Christophe Bouillaud : Effectivement, au niveau global, on serait plutôt tenté de constater une absence de corrélation entre le sort des pouvoirs en place et leur gestion, plus ou moins réussie, de l’épidémie de COVID. Finalement, dans aucun pays, même parmi les plus touchés et à la situation économique la plus fragile, comme l’Iran ou la Turquie par exemple, cette épidémie n’a provoqué jusqu’ici un écroulement du pouvoir.
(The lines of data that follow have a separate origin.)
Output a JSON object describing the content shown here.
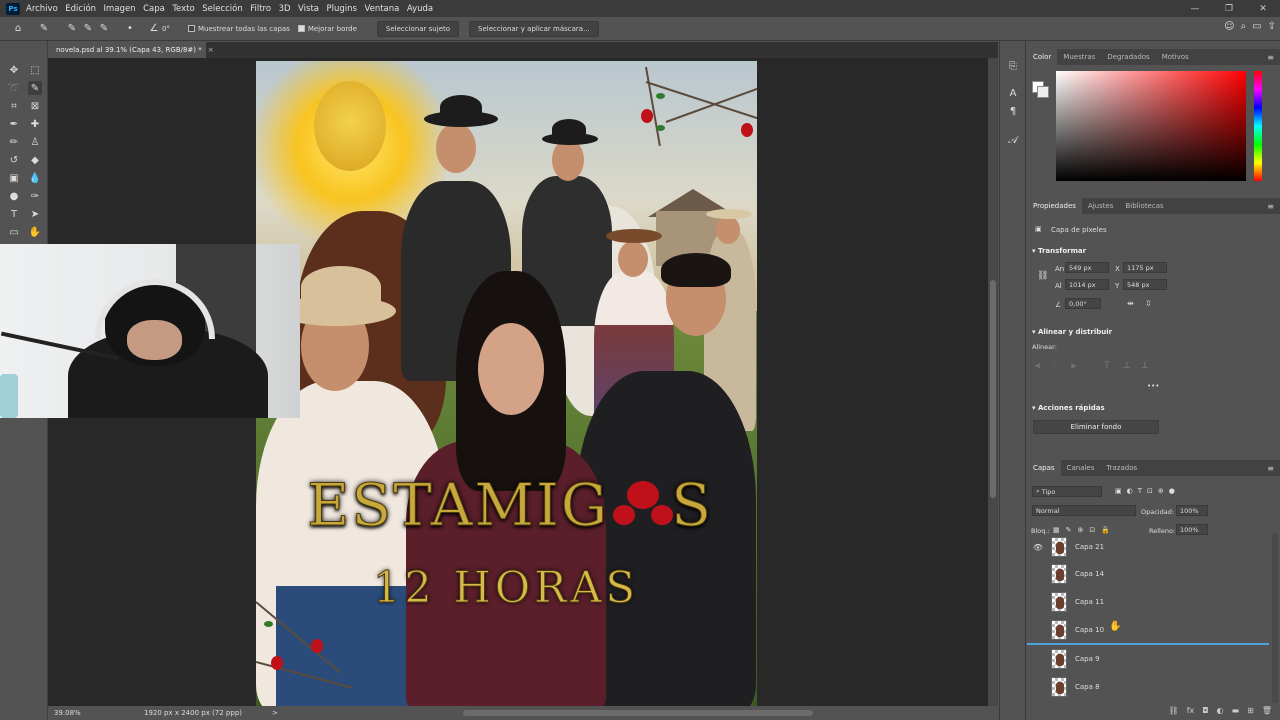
{
  "menubar": {
    "app_icon": "Ps",
    "items": [
      "Archivo",
      "Edición",
      "Imagen",
      "Capa",
      "Texto",
      "Selección",
      "Filtro",
      "3D",
      "Vista",
      "Plugins",
      "Ventana",
      "Ayuda"
    ],
    "window_controls": [
      "—",
      "❐",
      "✕"
    ]
  },
  "options_bar": {
    "angle": "0°",
    "sample_all_layers": "Muestrear todas las capas",
    "enhance_edge": "Mejorar borde",
    "select_subject": "Seleccionar sujeto",
    "select_and_mask": "Seleccionar y aplicar máscara..."
  },
  "document_tab": {
    "title": "novela.psd al 39.1% (Capa 43, RGB/8#) *",
    "close": "×"
  },
  "poster": {
    "title_left": "ESTAMIG",
    "title_right": "S",
    "subtitle": "12 HORAS"
  },
  "status": {
    "zoom": "39.08%",
    "doc_info": "1920 px x 2400 px (72 ppp)",
    "arrow": ">"
  },
  "color_panel": {
    "tabs": [
      "Color",
      "Muestras",
      "Degradados",
      "Motivos"
    ],
    "active_tab": "Color",
    "accent": "#ff0000"
  },
  "properties_panel": {
    "tabs": [
      "Propiedades",
      "Ajustes",
      "Bibliotecas"
    ],
    "active_tab": "Propiedades",
    "layer_type": "Capa de píxeles",
    "transform": {
      "title": "Transformar",
      "w_label": "An",
      "w_value": "549 px",
      "x_label": "X",
      "x_value": "1175 px",
      "h_label": "Al",
      "h_value": "1014 px",
      "y_label": "Y",
      "y_value": "548 px",
      "angle_value": "0,00°"
    },
    "align": {
      "title": "Alinear y distribuir",
      "label": "Alinear:",
      "more": "•••"
    },
    "quick_actions": {
      "title": "Acciones rápidas",
      "remove_bg": "Eliminar fondo"
    }
  },
  "layers_panel": {
    "tabs": [
      "Capas",
      "Canales",
      "Trazados"
    ],
    "active_tab": "Capas",
    "filter": "Tipo",
    "blend_mode": "Normal",
    "opacity_label": "Opacidad:",
    "opacity_value": "100%",
    "lock_label": "Bloq.:",
    "fill_label": "Relleno:",
    "fill_value": "100%",
    "layers": [
      {
        "name": "Capa 21",
        "visible": true
      },
      {
        "name": "Capa 14",
        "visible": false
      },
      {
        "name": "Capa 11",
        "visible": false
      },
      {
        "name": "Capa 10",
        "visible": false,
        "current": true
      },
      {
        "name": "Capa 9",
        "visible": false
      },
      {
        "name": "Capa 8",
        "visible": false
      }
    ],
    "footer_icons": [
      "link-icon",
      "fx-icon",
      "mask-icon",
      "adjustment-icon",
      "group-icon",
      "new-layer-icon",
      "trash-icon"
    ],
    "footer_glyphs": [
      "⛓",
      "fx",
      "◘",
      "◐",
      "▬",
      "⊞",
      "🗑"
    ]
  }
}
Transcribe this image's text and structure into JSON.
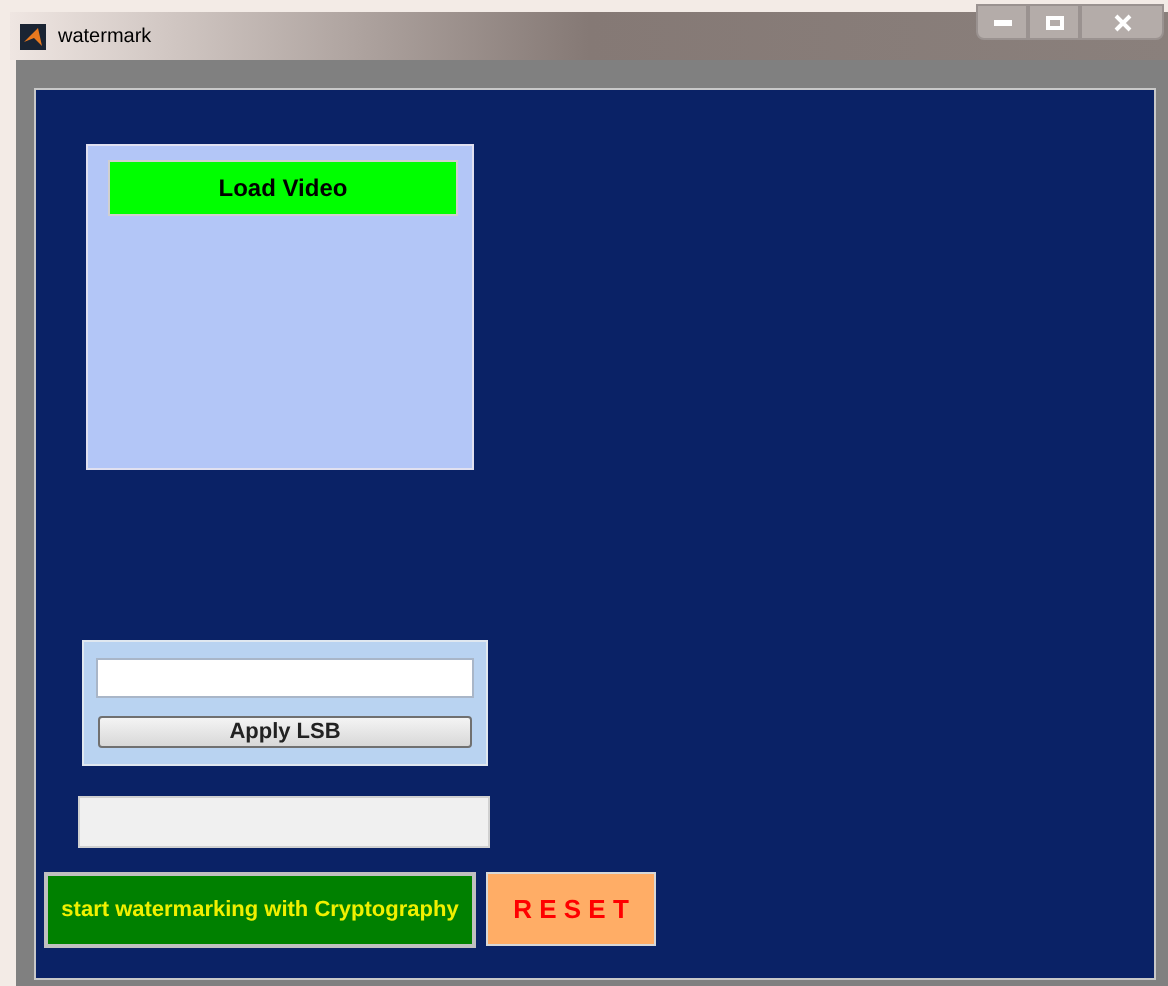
{
  "window": {
    "title": "watermark"
  },
  "video_panel": {
    "button": "Load Video"
  },
  "lsb_panel": {
    "button": "Apply LSB"
  },
  "buttons": [
    {
      "kind": "start",
      "label": "start watermarking with Cryptography"
    },
    {
      "kind": "reset",
      "label": "R E S E T"
    }
  ]
}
Quand cela a eu lieu, comme au Soudan, avec de plus un retour très rapide des forces dictatoriales liées à l’armée soudanaise aux affaires, le lien est loin d’être évident avec l’épidémie de COVID. De fait, la gestion de l’épidémie favorise la prise de mesures extra-médicales visant à contrôler les mouvements des populations, et cela ne déplait sans doute pas aux pouvoirs les plus autoritaires. Et, jusqu’ici, aucun mouvement de protestation, contre l’une ou l’autre mesure liée à la lutte contre l’épidémie ou à ses conséquences sociales ou économiques, n’a vraiment réussi sur cette seule base à renverser un pouvoir autoritaire en place.

Inversement, une bonne gestion ne paye pas tant que cela dans les pays démocratiques. Certes, on pourra toujours citer le cas néo-zélandais, où l’excellente gestion de la première phase de la pandémie a permis à la Première Ministre travaillistes de se voir renouveler avec une forte majorité son mandat. Mais est-ce que cette victoire n’aurait pas eu lieu de toute façon ? La récente défaite de la CDU-CSU aux élections allemandes a été complètement séparée de la gestion prudente de l’épidémie par le dernier gouvernement Merkel.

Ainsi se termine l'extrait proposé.